Moor Allerton Hall School’s proposed 200-place expansion was approved by council decision-makers last year, despite warnings from its own schools advisory board that such changes would be “risky”.
But, following suggestions from opposition councillors the scheme was facing “spiralling costs”, the council’s ruling executive board continued to give its backing to the plans, with the authority’s lead member for education claiming the scheme could, in fact, save money.
So what is happening to Moor Allerton Hall School?
Leeds City Council has a shortage of school places in parts of North Leeds, and it needs to create more of them sooner rather than later.
Plans put to the council last year involve increasing the capacity from 420 pupils to 630 pupils over a number of years, with each intake rising from 60 to 90 pupils.
The changes are planned to come in at the beginning of the next school year.

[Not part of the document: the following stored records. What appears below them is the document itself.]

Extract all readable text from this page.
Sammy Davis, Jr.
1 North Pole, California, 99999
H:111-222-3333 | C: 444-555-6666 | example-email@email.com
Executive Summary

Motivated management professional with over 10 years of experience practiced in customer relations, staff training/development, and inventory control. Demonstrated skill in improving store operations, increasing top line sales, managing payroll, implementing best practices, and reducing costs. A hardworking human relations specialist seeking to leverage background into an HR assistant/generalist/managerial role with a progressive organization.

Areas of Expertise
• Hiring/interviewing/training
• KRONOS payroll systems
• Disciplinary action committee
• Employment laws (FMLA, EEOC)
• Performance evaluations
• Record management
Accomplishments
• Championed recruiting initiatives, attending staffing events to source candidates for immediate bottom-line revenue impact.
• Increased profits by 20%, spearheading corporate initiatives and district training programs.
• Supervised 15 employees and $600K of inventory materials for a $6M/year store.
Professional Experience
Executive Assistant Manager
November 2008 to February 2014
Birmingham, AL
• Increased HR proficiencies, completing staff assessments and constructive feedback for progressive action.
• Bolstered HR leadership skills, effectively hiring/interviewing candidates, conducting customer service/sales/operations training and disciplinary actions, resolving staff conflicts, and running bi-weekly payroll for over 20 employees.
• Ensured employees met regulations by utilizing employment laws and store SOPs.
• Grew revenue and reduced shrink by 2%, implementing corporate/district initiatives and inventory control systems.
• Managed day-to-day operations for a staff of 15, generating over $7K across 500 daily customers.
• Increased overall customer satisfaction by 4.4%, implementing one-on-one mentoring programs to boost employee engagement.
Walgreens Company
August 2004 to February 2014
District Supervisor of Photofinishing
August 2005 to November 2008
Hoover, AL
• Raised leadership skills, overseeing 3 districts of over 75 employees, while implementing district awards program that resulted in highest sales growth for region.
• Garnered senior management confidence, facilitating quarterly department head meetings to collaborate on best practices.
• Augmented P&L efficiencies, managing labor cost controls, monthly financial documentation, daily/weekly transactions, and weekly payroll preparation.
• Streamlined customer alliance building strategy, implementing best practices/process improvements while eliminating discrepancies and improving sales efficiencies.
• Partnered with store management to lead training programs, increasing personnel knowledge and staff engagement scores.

Why are the plans controversial?
The council’s executive board decided last year to press ahead with the plans, despite its own Schools Organisation Advisory Board (SOAB), made up of education experts in the city, advising against the proposals.
SOAB claimed the plans were “risky”, adding that September 2019 was too short a period of time to properly implement the plans.

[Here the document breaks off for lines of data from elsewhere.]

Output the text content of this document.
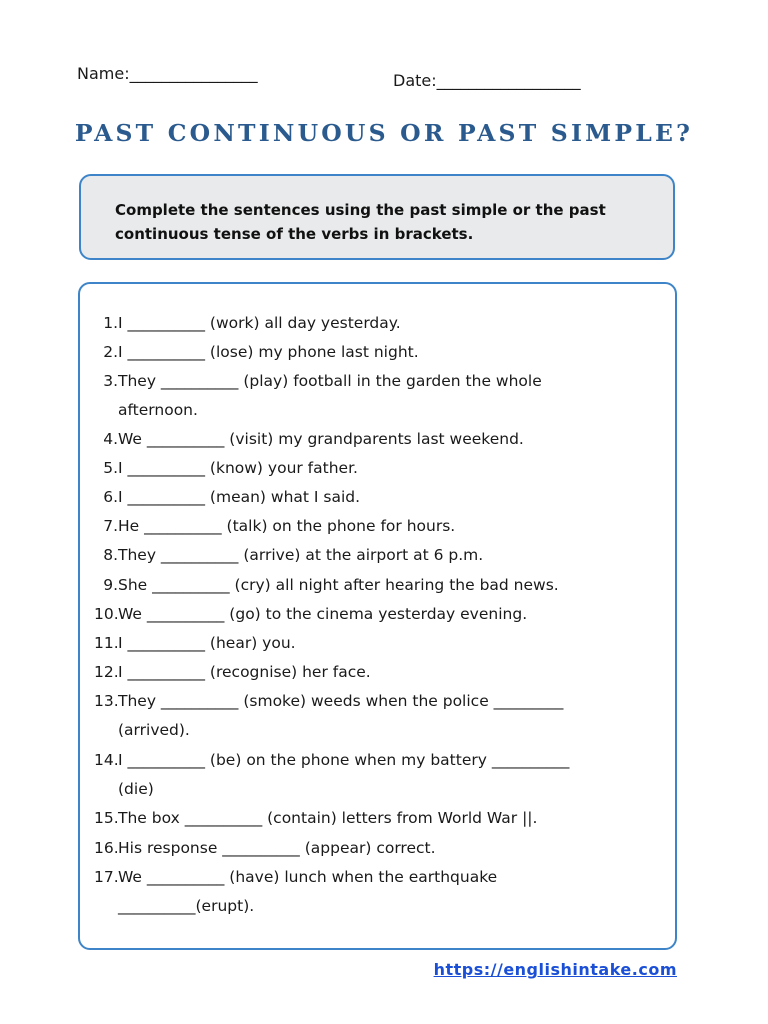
Name:________________	Date:__________________
PAST CONTINUOUS OR PAST SIMPLE?
Complete the sentences using the past simple or the past continuous tense of the verbs in brackets.
1. I __________ (work) all day yesterday.
2. I __________ (lose) my phone last night.
3. They __________ (play) football in the garden the whole
afternoon.
4. We __________ (visit) my grandparents last weekend.
5. I __________ (know) your father.
6. I __________ (mean) what I said.
7. He __________ (talk) on the phone for hours.
8. They __________ (arrive) at the airport at 6 p.m.
9. She __________ (cry) all night after hearing the bad news.
10. We __________ (go) to the cinema yesterday evening.
11. I __________ (hear) you.
12. I __________ (recognise) her face.
13. They __________ (smoke) weeds when the police _________
(arrived).
14. I __________ (be) on the phone when my battery __________
(die)
15. The box __________ (contain) letters from World War ||.
16. His response __________ (appear) correct.
17. We __________ (have) lunch when the earthquake
__________(erupt).
https://englishintake.com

It also warned the school was already under-subscribed and required improvement. SOAB unanimously recommended the council reject the plans.
Earlier this week, Coun Dan Cohen (Con, Alwoodley) also claimed costs for the plans were “spiralling”, and urged the authority to consider alternative sites.
Why is the council still so keen on expanding the school?
Coun Jonathan Pryor, the authority’s executive member for learning, skills and employment, said this week that the expansion would address a need for school places in that area of the city.
He added that the authority had consulted extensively with local people and Government on the plans, adding that the community “just wants us to get on with it.”
So what happened today?
A design and cost report for the school were put to the authority’s executive board, a decision-making body of senior councillors in the city, for approval.
Members were asked to approve £5.6m to go towards the school expansion, for work to begin on site next month.
Coun Pryor told the meeting: “The works required are critical to ensuring the learning places expansion of the academic year starting this September.
“The school has been taking bulge years for the past few years so this is essentially a formalisation of that and giving the school the right resources to do what they are already doing.”
Leader of the council’s Conservative group Coun Andrew Carter responded: “My colleagues of the adjacent areas have raised numerous concerns about the placing of these extra places.
“The original costings of £4.2m have increased to £6.4m (sic). Is Coun Pryor going to ensure us that this will be sufficient to deliver what is set out?”
Coun Pryor hit back, claiming that the costs were not increasing at all and that the council may even save money on the scheme.
He said: “I am assuming he is linking this to the comments Coun Cohen made in the press originally.
“Unfortunately I don’t think he was paying full attention to some costs that were detailed in the scrutiny report. The £4.2m is for construction alone.
“It was made clear that this did not include off-site highway works, planning regulations for the site, fees associated with the site, and the buying-out of a PFI contract for the access road. Those were always going to be additional – and costs aren’t going up, as characterised by Coun Cohen.
“We are in dialogue with contractors and we could save an additional £250,000-£300,000.
“The larger figure contains £330,000 of contingency funds, which are almost required, but over the last 11 school expansions, we have saved £4.7m, often as of that.”
The board then agreed to move the proposals.
What happens now?
The final plans will go before a full council meeting on February 27, where they are expected to be given final approval.
Work is expected to start on site on March 4.